Sunday, April 13, 2008

Back in the Saddle

I'm back from overseas, and trying to catch up; before regular posts resume, I'll try and answer some questions posed in my absence.

lassejohansson wants to know:
As a libertarian, what is your view of the radical party in Serbia? They seem to have wind in their sails right now. Do you think this is good for Serbia? And if they win, what will it mean for Kosovo? Finally, what do you think it will mean for the cooperation between Serbia and Russia?

I've written about my mixed feelings concerning the Radicals before. I still think their greatest shortcoming is that they essentially subscribe to the same exact model of governance as the demoncrats and Jacobins. Yes, patriotism is and should be a major issue, but one can't neglect the importance of putting food on the table, either. Look, economics ain't hard; less taxation means more capital for investments, more profit, higher wages and better living. A gargantuan bureaucracy regulating every aspect of life, from the price of rapsberries to banking, is going to require confiscatory taxation even if none of its employees were corrupt in any way. The solution is clear - but the Radicals and Kostunica are yet to grasp it. Surely I'm not the only one pointing this out... am I?

This doesn't mean any sort of "wild capitalism" or "neoliberalism" or what have you; it merely means that the government has become so obsessed with plunder, it's abandoned its ostensible main reason for existence: protection.

Now, the Radicals are Russophiles, while the demoncrats are EUrophiles, so it's to be expected that a Radical government would have better relations with Moscow. There's lessons to be learned from Russia. In 1998 it was a wasteland, ruled by a corrupt puppet of the Empire and lorded over by oligarchs and organized crime. In just a decade, it's turned itself around almost completely, just because the government was business-friendly and cracked down hard on both oligarchs and criminals. For all that the West is criticizing Putin, he has neither sent tanks to bomb the parliament (like Yeltsin) or invaded anyone (like Bush the Lesser).

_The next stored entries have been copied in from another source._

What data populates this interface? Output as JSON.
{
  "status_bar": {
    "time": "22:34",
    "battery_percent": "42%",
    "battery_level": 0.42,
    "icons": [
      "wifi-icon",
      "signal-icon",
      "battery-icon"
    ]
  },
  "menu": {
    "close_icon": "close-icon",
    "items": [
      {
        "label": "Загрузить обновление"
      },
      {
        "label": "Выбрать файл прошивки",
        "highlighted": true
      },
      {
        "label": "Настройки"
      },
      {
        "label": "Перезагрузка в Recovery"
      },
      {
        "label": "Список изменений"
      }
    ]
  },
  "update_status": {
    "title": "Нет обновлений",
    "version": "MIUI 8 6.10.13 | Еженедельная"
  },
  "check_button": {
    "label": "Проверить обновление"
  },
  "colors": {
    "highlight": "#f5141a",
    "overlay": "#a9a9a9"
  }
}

What any of this may mean for Kosovo, it's hard to tell. The Empire seems convinced that the Serbs will roll over and give up, accepting the Albanian usurpers. I don't think that's going to happen, well, ever. Still, it would not hurt the Serbs to make that known rather explicitly. Just so there's no misunderstanding.

Speaking of which, eudaemonism has a good question:

I'm doing some background research on the term "Merciful Angel" as metaphor for NATO's 1999 Operation Allied Force, and wondered if you could help me identify the origin - if not specific originator - of the term.

Honestly, I have no idea. It's always been clear to me that NATO's 1999 attack was named "Allied Force" - they weren't even pretending to have humanitarian motives, it was just naked aggression, pure and simple. Judging by how widespread the misconception about the operation's name being "Merciful Angel" is in Serbia, I'd hazard a guess it originated from the Serbian television at some point. I know that's not very helpful, but that's the best I've got.

Ok, now back to catching up with emails and news; My latest column about the Balkans contains most of my observations from Bosnia. I'll post some more thoughts later.